Public perception could also play a role in the success of these products, notes Christopher Bryant, a social scientist who consults for alternative protein companies. “There’s a variety of views towards cultured meat,” he says, “ranging from people who are very excited about it and techno optimists who like to be innovators and the first amongst their friends to try new products and new technologies, right through to the people at the other end who maybe have a worldview whereby natural things are good and deviations from nature are somehow bad in themselves.” Bryant and his colleagues have shown that in focus groups, it’s common for people hearing about cultivated meat for the first time to be unsettled by the idea, but that this changes with more exposure to the idea. “Throughout the course of the conversation, basically, they have more time with the concept and learn about the benefits and are a bit more familiar with it, and by the end tend to be a bit more on the fence than then they were at the start.”
He recommends that cultivated meat companies highlight in their communications the full range of benefits, from what he calls the more obvious—needing to kill fewer animals—to the less obvious, such as avoidance of antibiotics during production and lowered risk of common foodborne diseases. “Those things are probably more important to consumers, but not quite so obvious.”

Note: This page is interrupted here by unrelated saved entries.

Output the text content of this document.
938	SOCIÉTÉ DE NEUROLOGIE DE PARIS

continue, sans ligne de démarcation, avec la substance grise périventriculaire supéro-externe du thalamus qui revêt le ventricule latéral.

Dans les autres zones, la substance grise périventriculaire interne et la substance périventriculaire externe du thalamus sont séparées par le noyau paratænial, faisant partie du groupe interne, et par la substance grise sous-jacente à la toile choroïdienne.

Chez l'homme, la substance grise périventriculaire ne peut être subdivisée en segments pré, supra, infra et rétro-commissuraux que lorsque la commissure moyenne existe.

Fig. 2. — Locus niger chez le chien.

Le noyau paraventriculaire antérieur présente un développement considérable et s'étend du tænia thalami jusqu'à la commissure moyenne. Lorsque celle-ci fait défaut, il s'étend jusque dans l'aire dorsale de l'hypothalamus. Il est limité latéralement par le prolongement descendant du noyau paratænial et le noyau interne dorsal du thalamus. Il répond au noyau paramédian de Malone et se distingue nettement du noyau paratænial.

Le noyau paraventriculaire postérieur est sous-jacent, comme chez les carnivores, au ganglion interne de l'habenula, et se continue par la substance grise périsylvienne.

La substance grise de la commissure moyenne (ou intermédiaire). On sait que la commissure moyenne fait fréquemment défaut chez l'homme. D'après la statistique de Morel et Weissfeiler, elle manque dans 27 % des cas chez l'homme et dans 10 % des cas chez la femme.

One thing that is clear is that the industry alone isn’t going to be able to fulfill worldwide food needs any time soon. “We need more food in general, so we’re not necessarily trying to take away from fisheries, aquaculture, or farmers,” says Duscher. “We just want to add something additional that’s just as healthy, safe, effective, tasty, to feed this growing population in a hopefully sustainable manner.”
Correction (February 14): The caption for the second image in this article has been updated to clarify that the pictured bioreactor was constructed in the US, not Singapore. Also, the story has been updated to indicate that Eat Just’s chicken is no longer available at 1880, but is available through other venues. The Scientist regrets the errors.